La reacción oficialista, buscando abonar la hipótesis del suicidio inducido desacreditando al fiscal y atribuyendo los móviles a las guerras intestinas dentro de los servicios de inteligencia, tuvo el obvio objetivo de blindar a la Presidenta frente a las denuncias de Nisman. Pero terminó siendo autoincriminante. “Queremos saber qué sector mafioso lo llevó a esta decisión” señalaron desde los bloques parlamentarios y el PJ. Apuntaban concretamente a agentes o ex agentes de la Secretaría de Inteligencia y al desplazado Stiuso. Durante los diez años que lleva este tramo de la causa AMIA, contaron con Nisman y Stiuso como principales encargados de la investigación y el esclarecimiento; ahora “descubren” la trama mafiosa que se alojaba en su interior. La comisión bicameral de seguimiento de las actividades de inteligencia que debería funcionar en el Congreso estuvo desactivada durante todos estos años, mientras se aumentó el presupuesto de inteligencia y se utilizaron sus estructuras y agentes para funciones y tareas que la ley no permite, como espionaje interno, operaciones sucias, propaganda paraoficial, campañas para favorecer o defenestrar figuras.

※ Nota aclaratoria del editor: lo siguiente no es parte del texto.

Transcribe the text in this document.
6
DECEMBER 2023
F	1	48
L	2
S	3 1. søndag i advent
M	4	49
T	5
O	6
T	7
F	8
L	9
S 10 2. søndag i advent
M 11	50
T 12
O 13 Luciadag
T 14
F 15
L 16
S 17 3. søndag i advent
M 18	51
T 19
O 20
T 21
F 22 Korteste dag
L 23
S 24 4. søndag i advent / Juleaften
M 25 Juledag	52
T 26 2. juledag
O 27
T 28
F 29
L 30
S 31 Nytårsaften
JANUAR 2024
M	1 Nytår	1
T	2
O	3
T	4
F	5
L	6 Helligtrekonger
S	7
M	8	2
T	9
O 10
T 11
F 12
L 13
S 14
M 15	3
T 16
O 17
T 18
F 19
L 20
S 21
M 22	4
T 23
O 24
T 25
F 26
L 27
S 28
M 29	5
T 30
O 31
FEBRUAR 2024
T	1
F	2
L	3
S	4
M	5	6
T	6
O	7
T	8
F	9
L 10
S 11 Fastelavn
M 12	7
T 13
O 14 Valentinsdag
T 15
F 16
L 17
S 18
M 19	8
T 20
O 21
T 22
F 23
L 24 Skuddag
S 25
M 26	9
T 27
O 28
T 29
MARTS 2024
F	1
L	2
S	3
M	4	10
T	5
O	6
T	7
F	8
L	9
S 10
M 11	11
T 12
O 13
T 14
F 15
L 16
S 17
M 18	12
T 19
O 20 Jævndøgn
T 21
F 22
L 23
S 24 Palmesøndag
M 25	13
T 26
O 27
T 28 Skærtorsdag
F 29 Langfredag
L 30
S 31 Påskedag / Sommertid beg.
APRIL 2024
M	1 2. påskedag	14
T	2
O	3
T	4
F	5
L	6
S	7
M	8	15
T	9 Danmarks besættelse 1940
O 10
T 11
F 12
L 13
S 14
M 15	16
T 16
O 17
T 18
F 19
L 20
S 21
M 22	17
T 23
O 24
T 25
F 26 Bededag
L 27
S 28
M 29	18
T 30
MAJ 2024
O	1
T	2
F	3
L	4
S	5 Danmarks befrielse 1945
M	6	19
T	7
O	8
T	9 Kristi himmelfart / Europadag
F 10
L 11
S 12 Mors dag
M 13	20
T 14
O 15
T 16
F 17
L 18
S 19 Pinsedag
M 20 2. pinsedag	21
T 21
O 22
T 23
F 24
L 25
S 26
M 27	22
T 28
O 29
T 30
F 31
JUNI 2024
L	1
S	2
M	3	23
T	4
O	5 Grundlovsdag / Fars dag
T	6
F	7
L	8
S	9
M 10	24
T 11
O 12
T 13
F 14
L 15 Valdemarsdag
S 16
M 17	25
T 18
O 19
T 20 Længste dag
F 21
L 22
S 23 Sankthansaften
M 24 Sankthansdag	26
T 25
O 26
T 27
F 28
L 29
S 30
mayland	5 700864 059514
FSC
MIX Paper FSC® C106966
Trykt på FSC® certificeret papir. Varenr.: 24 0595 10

El fiscal Alberto Nisman conoció por dentro y de cerca el vientre de esa ballena, donde sigue alojado ese huevo de la serpiente de la Argentina autoritaria; realizó su carrera judicial durante los años ’90, siguió la causa AMIA desde un principio y fue encomendado por Néstor Kirchner para librar una batalla solitaria contra la impunidad desde el núcleo duro de ese aparato estatal comprometido –por acción y por omisión– con dicha impunidad. Cuando Cristina Kirchner, en sus carta del lunes 19 y miércoles 21/1, habló de la “historia demasiado larga, demasiado pesada, demasiado dura y por sobre todas las cosas, muy sórdida” y enumeró los interrogantes que siguen sin respuesta, no estaba solamente refiriéndose al trágico final de Nisman sino a la circunstancia que le toca a ella misma, como Presidente, asumir como carga de responsabilidad. Ese es también el Estado que nos deja como asignatura pendiente; tal es lo que ella misma reconoce al anunciar una semana más tarde una reforma profunda de los servicios de inteligencia. Siempre sagaz y con conocimiento de causa, Horacio Verbitsky reflexionaba: “Es paradójico que el kirchnerismo pague el precio de ese revoltijo obsceno justo cuando intenta ponerle límites…” (Página 12, “La dudosa muerte del fiscal”, 20/1). Pero es más parábola que paradoja; el kirchnerismo se encuentra al final de su largo ciclo de gobierno con el mismo paquete que recibió y no quiso, no supo o no pudo desarmar. En ese sentido, es que el alegato de Nisman queda como un verdadero “Yo acuso” de la Argentina de hoy, un epitafio y testamento que nos deja un mandato para los tiempos por venir.